| 6:23 pm on Sep 8, 2009 (gmt 0)|
The ideal would be to configure the server to parse .asp extensions through the php handler. That way you wouldn't need to change any urls.
If that's not in the cards for you, you should 301 redirect the legacy urls to the new version.
| 8:38 am on Sep 9, 2009 (gmt 0)|
So would just recreating the pages as php pages with the content the same not be enough for the all knowing Google algorithm?
| 3:38 pm on Sep 9, 2009 (gmt 0)|
Remember that Google Search ranks pages. By changing the extension, you've changed the URLs for all your internal pages,. and all rankings that belong to your old urls are gone. You are also losing credit for any backlinks that point to your internal pages.
| 4:28 pm on Sep 9, 2009 (gmt 0)|
Im with tedster on this one. If you have page.asp and name it page.php the url is totaly changed, so all ranking will be lost. A 301 redirect would address this and allow you to continue developing with .php extensions.

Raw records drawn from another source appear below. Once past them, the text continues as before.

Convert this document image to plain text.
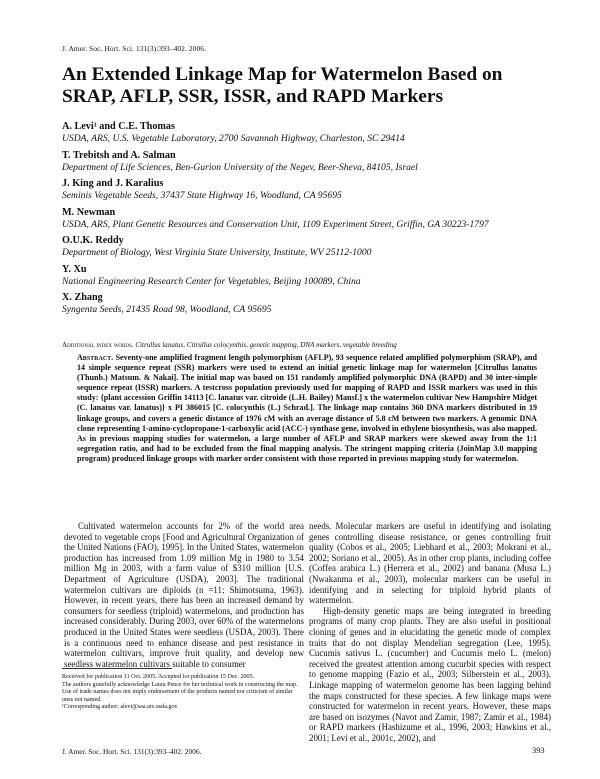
J. Amer. Soc. Hort. Sci. 131(3):393–402. 2006.
An Extended Linkage Map for Watermelon Based on SRAP, AFLP, SSR, ISSR, and RAPD Markers
A. Levi¹ and C.E. Thomas
USDA, ARS, U.S. Vegetable Laboratory, 2700 Savannah Highway, Charleston, SC 29414
T. Trebitsh and A. Salman
Department of Life Sciences, Ben-Gurion University of the Negev, Beer-Sheva, 84105, Israel
J. King and J. Karalius
Seminis Vegetable Seeds, 37437 State Highway 16, Woodland, CA 95695
M. Newman
USDA, ARS, Plant Genetic Resources and Conservation Unit, 1109 Experiment Street, Griffin, GA 30223-1797
O.U.K. Reddy
Department of Biology, West Virginia State University, Institute, WV 25112-1000
Y. Xu
National Engineering Research Center for Vegetables, Beijing 100089, China
X. Zhang
Syngenta Seeds, 21435 Road 98, Woodland, CA 95695
Additional index words. Citrullus lanatus, Citrullus colocynthis, genetic mapping, DNA markers, vegetable breeding

Abstract. Seventy-one amplified fragment length polymorphism (AFLP), 93 sequence related amplified polymorphism (SRAP), and 14 simple sequence repeat (SSR) markers were used to extend an initial genetic linkage map for watermelon [Citrullus lanatus (Thunb.) Matsum. & Nakai]. The initial map was based on 151 randomly amplified polymorphic DNA (RAPD) and 30 inter-simple sequence repeat (ISSR) markers. A testcross population previously used for mapping of RAPD and ISSR markers was used in this study: {plant accession Griffin 14113 [C. lanatus var. citroide (L.H. Bailey) Mansf.] x the watermelon cultivar New Hampshire Midget (C. lanatus var. lanatus)} x PI 386015 [C. colocynthis (L.) Schrad.]. The linkage map contains 360 DNA markers distributed in 19 linkage groups, and covers a genetic distance of 1976 cM with an average distance of 5.8 cM between two markers. A genomic DNA clone representing 1-amino-cyclopropane-1-carboxylic acid (ACC-) synthase gene, involved in ethylene biosynthesis, was also mapped. As in previous mapping studies for watermelon, a large number of AFLP and SRAP markers were skewed away from the 1:1 segregation ratio, and had to be excluded from the final mapping analysis. The stringent mapping criteria (JoinMap 3.0 mapping program) produced linkage groups with marker order consistent with those reported in previous mapping study for watermelon.

Cultivated watermelon accounts for 2% of the world area devoted to vegetable crops [Food and Agricultural Organization of the United Nations (FAO), 1995]. In the United States, watermelon production has increased from 1.09 million Mg in 1980 to 3.54 million Mg in 2003, with a farm value of $310 million [U.S. Department of Agriculture (USDA), 2003]. The traditional watermelon cultivars are diploids (n =11; Shimotsuma, 1963). However, in recent years, there has been an increased demand by consumers for seedless (triploid) watermelons, and production has increased considerably. During 2003, over 60% of the watermelons produced in the United States were seedless (USDA, 2003). There is a continuous need to enhance disease and pest resistance in watermelon cultivars, improve fruit quality, and develop new seedless watermelon cultivars suitable to consumer

needs. Molecular markers are useful in identifying and isolating genes controlling disease resistance, or genes controlling fruit quality (Cobos et al., 2005; Liebhard et al., 2003; Mokrani et al., 2002; Soriano et al., 2005). As in other crop plants, including coffee (Coffea arabica L.) (Herrera et al., 2002) and banana (Musa L.) (Nwakanma et al., 2003), molecular markers can be useful in identifying and in selecting for triploid hybrid plants of watermelon.

High-density genetic maps are being integrated in breeding programs of many crop plants. They are also useful in positional cloning of genes and in elucidating the genetic mode of complex traits that do not display Mendelian segregation (Lee, 1995). Cucumis sativus L. (cucumber) and Cucumis melo L. (melon) received the greatest attention among cucurbit species with respect to genome mapping (Fazio et al., 2003; Silberstein et al., 2003). Linkage mapping of watermelon genome has been lagging behind the maps constructed for these species. A few linkage maps were constructed for watermelon in recent years. However, these maps are based on isozymes (Navot and Zamir, 1987; Zamir et al., 1984) or RAPD markers (Hashizume et al., 1996, 2003; Hawkins et al., 2001; Levi et al., 2001c, 2002), and

Received for publication 11 Oct. 2005. Accepted for publication 15 Dec. 2005.

The authors gratefully acknowledge Laura Pence for her technical work in constructing the map. Use of trade names does not imply endorsement of the products named nor criticism of similar ones not named.

¹Corresponding author; alevi@saa.ars.usda.gov

J. Amer. Soc. Hort. Sci. 131(3):393–402. 2006.	393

Setting the server to treat .asp pages as php would IMO be your best option, this means no page url's would change and the .asp extension would be handled like any .php page.
Assuming you are going to be on an Apache server the change could be set up using nothing more that your htaccess file at doc root...
|AddType application/x-httpd-php asp |
| 5:51 pm on Sep 9, 2009 (gmt 0)|
I had to move a site from IIS (Win) to Apache (UNIX).
It was .asp. I kept the same urls and parsed asp as php.
That's the way to do it, you just have to adjust the code.
In a newer perspective though, you can Rewrite the URLs and
route it wherever you want. I have used both methods and
this one is more efficient for coding.
| 8:35 pm on Sep 9, 2009 (gmt 0)|
What tedster said... and in an effort to donate back a little bit:
Assuming Mod_Mime is installed:
AddHandler application/x-httpd-php .net
Should do the trick...
With a little reference:
| 10:23 pm on Sep 9, 2009 (gmt 0)|
You would imagine that a company that claims to be so clever could easily decide if a simple page extension change were just a tech thing or if the content had changed between the two files. I often doubt google's practical intelligence.
On the other hand, it adds to a webmaster's worries, and I suppose they think that can't be all bad. FUD.
| 10:50 pm on Sep 9, 2009 (gmt 0)|
|You would imagine that a company that claims to be so clever could easily decide if a simple page extension change were just a tech thing or if the content had changed between the two files. I often doubt google's practical intelligence. |
They're actually following Internet protocol and web standards, which I believe is a good thing, even if it gives you something else to worry about. The 'pages' (URI) are not the same and should not be treated as the same according to Internet protocol or web standards, and when someone places a link to example.com/some_dir/some_page.net that's where the link goes... Neither Google (nor any search engine) IMO should not arbitrarily attempt to find the 'new location' for the information and then count it as a link or the 'same page', because it's not and anyone who clicks on the link will receive a 404 error, unless there is a redirect in place, in which case, if done properly and through a single redirect to the correct location will be counted properly as a link and the 'new location' by G.
| 4:16 am on Sep 10, 2009 (gmt 0)|
are you 301ing the old URLs to the new ones? If not may I suggest you do this as a matter of priority.
And I second (or third) using the extension rewriting.
| 9:08 am on Sep 10, 2009 (gmt 0)|
Many thanks for the comments, the site is on a shared Windows server currently, I guess that limits my options somewhat.
Does the 301 have to be on each page or sitewide?
| 10:29 pm on Sep 10, 2009 (gmt 0)|
Shared Windows server does limit you somewhat - particularly a mod_rewrite rule as mentioned in the posts above.
In your case I think you'll need to set up 301s for each page. I've used clunky 404 redirects on Windows servers in the past. Not real pretty or scalable to massive sites.